Meal planning also involves how you eat, not just what you eat. When you’re suffering from reflux, it’s important to control the volume of food in your stomach. The larger the volume, the more pressure is placed on the sphincter and the more likely it will leak with stomach acid.


Instead of having three large meals, try eating five to six small frequent meals. In other words, you’ll need to stop eating before your get too full.

Opt out of certain beverages

If you’re really trying to avoid reflux or heartburn, you’ll need to watch your caffeine intake. Caffeine acts as an irritant and can disrupt your natural digestion. What are the caffeine containing beverages? Coffee, carbonated beverages, and black tea. Decaf coffee is allowed however.


Alcohol is another irritant because it impairs the ability of the esophagus to clear acid, especially after lying down and is best avoided altogether.

Sleep right

Heartburn symptoms can worsen when the body is reclining, because it’s easier for stomach acid to back up your esophagus, often causing problems problem while you sleep. As a result, you may wake up with a hoarse voice and a heavy cough. Fortunately, there are some bedtime guidelines specific to heartburn sufferers and following them will be a whole lot of a difference.
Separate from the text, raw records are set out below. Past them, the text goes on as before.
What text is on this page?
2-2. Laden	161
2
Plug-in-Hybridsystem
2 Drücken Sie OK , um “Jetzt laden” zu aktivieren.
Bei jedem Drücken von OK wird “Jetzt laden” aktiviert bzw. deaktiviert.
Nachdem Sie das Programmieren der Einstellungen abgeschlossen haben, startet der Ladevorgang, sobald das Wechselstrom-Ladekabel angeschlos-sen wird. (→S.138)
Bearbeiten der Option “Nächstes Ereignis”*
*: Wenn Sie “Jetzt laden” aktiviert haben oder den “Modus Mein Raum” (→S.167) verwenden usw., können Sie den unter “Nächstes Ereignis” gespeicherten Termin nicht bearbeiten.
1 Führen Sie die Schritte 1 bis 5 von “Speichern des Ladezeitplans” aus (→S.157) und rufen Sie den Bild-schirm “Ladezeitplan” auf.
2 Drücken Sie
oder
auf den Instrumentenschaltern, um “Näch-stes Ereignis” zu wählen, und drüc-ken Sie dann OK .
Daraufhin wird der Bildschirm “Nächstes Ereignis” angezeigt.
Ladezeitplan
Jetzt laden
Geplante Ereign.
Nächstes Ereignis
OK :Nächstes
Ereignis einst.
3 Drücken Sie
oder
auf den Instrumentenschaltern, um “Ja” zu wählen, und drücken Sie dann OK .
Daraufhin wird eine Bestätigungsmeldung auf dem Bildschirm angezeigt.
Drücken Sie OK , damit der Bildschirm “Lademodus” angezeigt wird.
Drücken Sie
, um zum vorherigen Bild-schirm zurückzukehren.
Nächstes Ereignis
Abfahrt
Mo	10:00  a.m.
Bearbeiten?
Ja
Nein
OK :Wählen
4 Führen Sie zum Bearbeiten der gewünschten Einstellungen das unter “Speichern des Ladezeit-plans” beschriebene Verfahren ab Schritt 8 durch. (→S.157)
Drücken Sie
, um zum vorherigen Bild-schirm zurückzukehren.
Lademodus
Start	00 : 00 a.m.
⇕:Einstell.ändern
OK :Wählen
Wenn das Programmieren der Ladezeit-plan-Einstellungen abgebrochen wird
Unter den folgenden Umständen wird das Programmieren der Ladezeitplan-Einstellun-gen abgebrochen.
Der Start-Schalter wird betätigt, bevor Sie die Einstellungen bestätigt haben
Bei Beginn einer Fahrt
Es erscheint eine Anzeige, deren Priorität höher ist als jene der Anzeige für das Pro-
For starters, never go to bed right after a meal. Give yourself two to three hours to digest the food in your stomach before hitting the sack. Avoid tight fitting pajamas and instead wear something loose and comfortable that won’t push on your stomach and worsen your symptoms. Try elevating the head of your bed, aiming to have the level of your head above that of your stomach. Adding pillows is not the best option for this. Instead, adding cement or wood under the feet of your bed will provide you with a proper position.

Quit smoking

On top of all its negative effects, cigarette smoking also increases your chances of developing reflux and worsens the symptoms. Smoking does this in a number of ways; it reduces saliva production which protects the esophagus from the acid in your stomach, it weakens the sphincter that holds back the stomach, and it promotes the production of stomach acid. So if you really are keen on solving heartburn, quitting smoking should be on your list of priorities.


Although easier said than done, start with the most important step which is taking the active decision to quit. Once you’re at that stage, you’ll find that there are a number of ways you can choose to quit – quitting cold turkey, nicotine replacement therapy, or even hypnosis among others. Choose the plan that works for your and enjoy the feeling of being smoke-free.